Saturday, May 08, 2004

Sugar Street by Naguib Mahfouz


Well, this is the first book I've read of this guy's - quite a prolific (Nobel Prize for Literature winning) author who started writing back in 1928. This one came out in the original Arabic in '57 and was only translated 10 years ago.

To be honest I actually started reading this book to avoid another book I was a few chapters into that started to annoy me.

So far it's a look at a big Egyptian family with all its tangled history, hopes and heartache. Funny though. Not cheap laughs funny, but wry, generous. There is the aging patriach, the doting matriach who has had her edge worn by the heartache of her daughters, the bespectacled son still living at home who teaches by day and immerses himself in classical philosophy and revolutionary politics by night, the various sister in laws, servants, friends of the families; you get the picture.

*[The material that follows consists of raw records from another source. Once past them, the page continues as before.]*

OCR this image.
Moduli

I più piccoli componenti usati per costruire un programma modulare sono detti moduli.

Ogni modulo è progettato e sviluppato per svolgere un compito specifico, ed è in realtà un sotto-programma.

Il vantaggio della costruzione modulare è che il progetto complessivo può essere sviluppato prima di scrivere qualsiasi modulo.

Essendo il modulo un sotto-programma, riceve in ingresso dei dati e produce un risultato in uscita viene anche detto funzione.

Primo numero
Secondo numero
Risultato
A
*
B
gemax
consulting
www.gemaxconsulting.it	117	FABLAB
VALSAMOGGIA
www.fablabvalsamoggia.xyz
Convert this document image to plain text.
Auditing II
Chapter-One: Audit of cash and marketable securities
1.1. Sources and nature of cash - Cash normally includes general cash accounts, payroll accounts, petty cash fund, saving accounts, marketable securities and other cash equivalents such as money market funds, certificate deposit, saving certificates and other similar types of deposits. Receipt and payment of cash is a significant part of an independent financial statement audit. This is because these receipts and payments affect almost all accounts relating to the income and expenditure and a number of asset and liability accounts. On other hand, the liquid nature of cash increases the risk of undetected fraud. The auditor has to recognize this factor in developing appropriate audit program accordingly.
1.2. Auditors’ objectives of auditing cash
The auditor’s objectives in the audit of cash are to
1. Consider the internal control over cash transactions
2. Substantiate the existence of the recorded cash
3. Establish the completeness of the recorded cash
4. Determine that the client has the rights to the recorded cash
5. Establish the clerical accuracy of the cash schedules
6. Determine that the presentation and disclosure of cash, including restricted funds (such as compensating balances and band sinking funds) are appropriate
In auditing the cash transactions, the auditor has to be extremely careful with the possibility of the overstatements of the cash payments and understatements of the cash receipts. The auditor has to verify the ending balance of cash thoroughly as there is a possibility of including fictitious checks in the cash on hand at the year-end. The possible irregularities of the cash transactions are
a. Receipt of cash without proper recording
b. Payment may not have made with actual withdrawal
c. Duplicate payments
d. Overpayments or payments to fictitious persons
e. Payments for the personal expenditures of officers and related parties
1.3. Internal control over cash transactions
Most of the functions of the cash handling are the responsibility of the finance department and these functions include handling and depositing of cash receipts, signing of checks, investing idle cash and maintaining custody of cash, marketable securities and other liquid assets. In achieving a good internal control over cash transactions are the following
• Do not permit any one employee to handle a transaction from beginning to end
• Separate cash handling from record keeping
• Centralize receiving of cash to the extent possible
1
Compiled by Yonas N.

It will be interesting to see whether the unfoldings of everyday life are the main point of the book or whether it becomes more political, whether the brother finally gets laid, whether I will have to remember the names of lots of political movements that will make my brain hurt and whether any of the gender politics will shit me.

So far it has been a lyrical, warm, ironic tone that I am enjoying. Reminds me of Dostoevsky a bit; featuring privileged, educated young men pondering their fates as intellectuals and moral beings in politically charged times, lots of dialogue and characters that you can almost smell.

If only I had a bath to read it in!

"For truth was a beloved as flirtatious, inaccessible, and coquettish as any human sweetheart. It stirred up doubts and jealousy, awakening a violent desire in people to posses it and to merge with it. Like a human lover, it seemed prone to whims, passions, and disguises. Frequently it appeared cunning, deceitful, harsh, and proud."